Обращаясь от того, что интересовало его в прошедшем, к своим интересам в будущем, Вендэль все еще чувствовал, что перед ним открываются туманные перспективы. Проходил месяц за месяцем со времени его первого визита в Сого-сквэр — и за все это время он говорил Маргарите, что любит ее, только на одном языке — на языке взглядов, который иногда сопровождался при удобном случае языком рукопожатий.

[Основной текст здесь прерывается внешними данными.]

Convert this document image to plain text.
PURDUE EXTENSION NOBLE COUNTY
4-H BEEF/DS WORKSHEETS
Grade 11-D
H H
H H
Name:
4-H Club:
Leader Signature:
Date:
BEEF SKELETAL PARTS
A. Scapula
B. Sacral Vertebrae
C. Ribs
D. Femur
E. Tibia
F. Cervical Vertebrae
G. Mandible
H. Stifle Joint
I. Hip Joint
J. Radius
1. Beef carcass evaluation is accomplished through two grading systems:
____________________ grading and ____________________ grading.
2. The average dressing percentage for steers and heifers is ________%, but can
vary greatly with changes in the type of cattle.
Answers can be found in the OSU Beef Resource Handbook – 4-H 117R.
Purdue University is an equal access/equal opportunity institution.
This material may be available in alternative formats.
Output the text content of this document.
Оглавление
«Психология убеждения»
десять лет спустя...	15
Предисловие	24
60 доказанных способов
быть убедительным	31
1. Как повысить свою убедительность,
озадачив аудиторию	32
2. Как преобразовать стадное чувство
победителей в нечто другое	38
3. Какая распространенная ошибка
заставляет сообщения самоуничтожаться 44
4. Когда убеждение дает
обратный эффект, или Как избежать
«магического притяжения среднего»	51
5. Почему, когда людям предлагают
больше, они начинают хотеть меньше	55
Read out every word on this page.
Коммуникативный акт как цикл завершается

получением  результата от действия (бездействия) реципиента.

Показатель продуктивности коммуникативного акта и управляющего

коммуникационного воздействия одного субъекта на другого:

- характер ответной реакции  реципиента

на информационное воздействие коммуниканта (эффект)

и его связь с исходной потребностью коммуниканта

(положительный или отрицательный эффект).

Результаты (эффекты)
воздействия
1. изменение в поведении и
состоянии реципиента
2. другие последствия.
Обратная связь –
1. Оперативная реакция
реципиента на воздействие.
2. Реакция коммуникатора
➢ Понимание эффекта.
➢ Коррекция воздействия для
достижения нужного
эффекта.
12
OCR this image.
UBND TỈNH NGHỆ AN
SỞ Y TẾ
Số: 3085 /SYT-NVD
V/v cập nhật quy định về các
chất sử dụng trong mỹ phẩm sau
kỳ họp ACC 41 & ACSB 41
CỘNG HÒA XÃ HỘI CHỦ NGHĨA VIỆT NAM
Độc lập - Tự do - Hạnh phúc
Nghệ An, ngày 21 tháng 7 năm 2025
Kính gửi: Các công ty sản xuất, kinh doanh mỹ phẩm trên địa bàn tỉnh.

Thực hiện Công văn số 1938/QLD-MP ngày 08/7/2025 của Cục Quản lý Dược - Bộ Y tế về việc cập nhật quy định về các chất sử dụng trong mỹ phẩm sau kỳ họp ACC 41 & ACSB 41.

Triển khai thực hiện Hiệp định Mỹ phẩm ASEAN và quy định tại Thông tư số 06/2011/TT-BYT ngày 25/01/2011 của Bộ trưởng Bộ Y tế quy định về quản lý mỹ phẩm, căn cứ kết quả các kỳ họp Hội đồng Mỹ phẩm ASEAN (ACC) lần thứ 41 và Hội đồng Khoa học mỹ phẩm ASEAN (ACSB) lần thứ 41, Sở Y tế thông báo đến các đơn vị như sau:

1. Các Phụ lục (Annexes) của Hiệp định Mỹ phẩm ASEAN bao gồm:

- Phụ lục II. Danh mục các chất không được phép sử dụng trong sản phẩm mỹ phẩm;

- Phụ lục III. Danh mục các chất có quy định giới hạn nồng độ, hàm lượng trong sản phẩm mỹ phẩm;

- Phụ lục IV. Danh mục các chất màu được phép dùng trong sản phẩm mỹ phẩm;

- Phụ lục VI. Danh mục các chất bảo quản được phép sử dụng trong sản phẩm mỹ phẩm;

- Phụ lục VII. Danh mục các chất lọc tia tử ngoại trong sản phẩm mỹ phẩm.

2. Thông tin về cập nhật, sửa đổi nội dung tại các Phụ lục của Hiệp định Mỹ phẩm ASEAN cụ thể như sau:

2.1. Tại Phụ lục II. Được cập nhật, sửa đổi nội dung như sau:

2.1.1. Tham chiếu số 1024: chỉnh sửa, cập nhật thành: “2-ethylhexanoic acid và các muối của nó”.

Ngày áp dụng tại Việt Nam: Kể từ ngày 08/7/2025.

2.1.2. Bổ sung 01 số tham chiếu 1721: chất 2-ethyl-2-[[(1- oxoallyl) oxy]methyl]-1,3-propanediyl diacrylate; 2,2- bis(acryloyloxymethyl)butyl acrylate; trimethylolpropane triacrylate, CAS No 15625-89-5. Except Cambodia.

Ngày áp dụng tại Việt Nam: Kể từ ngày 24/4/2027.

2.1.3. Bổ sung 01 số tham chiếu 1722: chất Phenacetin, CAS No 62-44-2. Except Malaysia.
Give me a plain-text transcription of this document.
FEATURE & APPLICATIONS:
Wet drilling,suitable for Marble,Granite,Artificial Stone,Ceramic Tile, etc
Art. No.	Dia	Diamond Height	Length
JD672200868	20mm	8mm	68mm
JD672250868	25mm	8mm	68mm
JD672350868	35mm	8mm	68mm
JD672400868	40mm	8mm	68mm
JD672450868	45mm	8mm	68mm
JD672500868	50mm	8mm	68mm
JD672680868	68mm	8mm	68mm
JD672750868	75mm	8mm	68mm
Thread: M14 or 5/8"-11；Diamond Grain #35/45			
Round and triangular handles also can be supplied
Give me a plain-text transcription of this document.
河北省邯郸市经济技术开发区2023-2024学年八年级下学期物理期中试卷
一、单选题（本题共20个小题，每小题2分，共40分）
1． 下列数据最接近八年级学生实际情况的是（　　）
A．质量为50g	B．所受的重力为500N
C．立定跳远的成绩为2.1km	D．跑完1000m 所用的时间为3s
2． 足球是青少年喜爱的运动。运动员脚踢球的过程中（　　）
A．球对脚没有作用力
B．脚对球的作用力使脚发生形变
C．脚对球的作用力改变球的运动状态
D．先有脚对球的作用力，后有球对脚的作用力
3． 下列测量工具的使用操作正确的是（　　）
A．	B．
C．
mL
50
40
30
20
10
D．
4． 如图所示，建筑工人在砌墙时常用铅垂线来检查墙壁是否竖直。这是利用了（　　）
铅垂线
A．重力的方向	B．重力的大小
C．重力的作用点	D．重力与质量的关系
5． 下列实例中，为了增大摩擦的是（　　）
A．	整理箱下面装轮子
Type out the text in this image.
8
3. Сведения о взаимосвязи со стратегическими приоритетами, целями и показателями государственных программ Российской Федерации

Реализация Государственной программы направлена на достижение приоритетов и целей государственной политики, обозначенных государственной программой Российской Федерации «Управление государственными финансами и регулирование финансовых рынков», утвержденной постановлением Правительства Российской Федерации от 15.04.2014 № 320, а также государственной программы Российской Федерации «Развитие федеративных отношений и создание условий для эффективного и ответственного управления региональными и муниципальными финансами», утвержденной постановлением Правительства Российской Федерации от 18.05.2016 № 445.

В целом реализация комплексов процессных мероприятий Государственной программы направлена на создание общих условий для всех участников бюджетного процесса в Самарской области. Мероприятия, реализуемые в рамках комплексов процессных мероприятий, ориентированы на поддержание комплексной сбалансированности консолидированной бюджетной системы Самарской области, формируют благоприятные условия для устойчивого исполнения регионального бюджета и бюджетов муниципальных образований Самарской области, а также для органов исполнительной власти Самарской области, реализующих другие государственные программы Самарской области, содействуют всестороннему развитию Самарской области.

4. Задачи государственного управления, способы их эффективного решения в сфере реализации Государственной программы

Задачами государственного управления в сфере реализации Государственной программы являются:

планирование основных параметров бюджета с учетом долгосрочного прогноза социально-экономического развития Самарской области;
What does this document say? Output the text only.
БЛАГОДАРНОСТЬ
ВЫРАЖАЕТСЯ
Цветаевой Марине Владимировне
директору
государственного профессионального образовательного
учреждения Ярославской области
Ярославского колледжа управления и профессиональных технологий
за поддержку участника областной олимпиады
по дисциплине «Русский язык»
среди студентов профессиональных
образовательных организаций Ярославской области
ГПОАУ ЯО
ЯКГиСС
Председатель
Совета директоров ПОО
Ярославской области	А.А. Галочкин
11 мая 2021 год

Но что же ему мешало? То единственное неустранимое препятствие, которое было с самого же начала на его пути. Как бы благоприятно ни складывались обстоятельства, все усилия Вендэля поговорить с Маргаритой наедине неизменно заканчивались одним и тем же. Под самыми случайными предлогами, по возможности самым невинным образом Обенрейцер всегда вставал у него на пути.

В последние дни старого года Вендэлю представился неожиданный случай провести с Маргаритой вечер, случай, которым Вендэль решил воспользоваться, чтобы найти возможность переговорить с ней с глазу на глаз. Обенрейцер приглашал его сердечной запиской в Сого-сквэр отобедать с ними в небольшой компании в день Нового Года. «Мы будем только вчетвером», — гласила записка. «Мы будем только вдвоем еще до конца вечера!» — решил Вендэль.

Среди англичан день Нового Года знаменуется только приглашениями на обед и больше ничем. У иностранцев же день этот представляет наиболее удобный случай в году, чтобы поднести и принять подарок. Иногда можно перенять чужой обычай. В этом случае Вендэль, нимало не колеблясь, попытался это сделать. Он затруднялся только решить, какой надо сделать новогодний подарок Маргарите. Ревнивая гордость дочери крестьянина — болезненно чувствительной к неравенству их социального положения — втайне восстала бы против него, если бы он решился сделать богатый подарок. Единственным подарком, которому можно было доверить надежду снискать путь к ее сердцу, был подарок, который мог сделать и бедный человек. Стойко поборов искушение в виде бриллиантов и рубинов, Вендэль купил филигранную брошь генуэзской работы — самое простое и скромное украшение, какое он только мог найти в ювелирном магазине.

Он незаметно вложил свой подарок в руку Маргариты, которую она протянула ему в знак приветствия, когда он пришел к ним в день обеда.

— Вы впервые встречаете день Нового Года в Англии, — сказал он. — Позвольте мне помочь вам сделать его похожим на день Нового Года у вас на родине.

Она поблагодарила его немного принужденно, взглянув на футляр и не зная, что может в нем заключаться. Открыв его и увидев тот простой вид, под которым Вендэль сознательно сделал ей свой маленький подарок в знак памяти, она сразу же поняла те причины, под влиянием которых он действовал. Она повернула к нему свое лицо с ласковым взглядом, который говорил: «Должна сознаться, что вы угодили и польстили мне». Никогда она не была так очаровательна в глазах Вендэля, как в этот момент.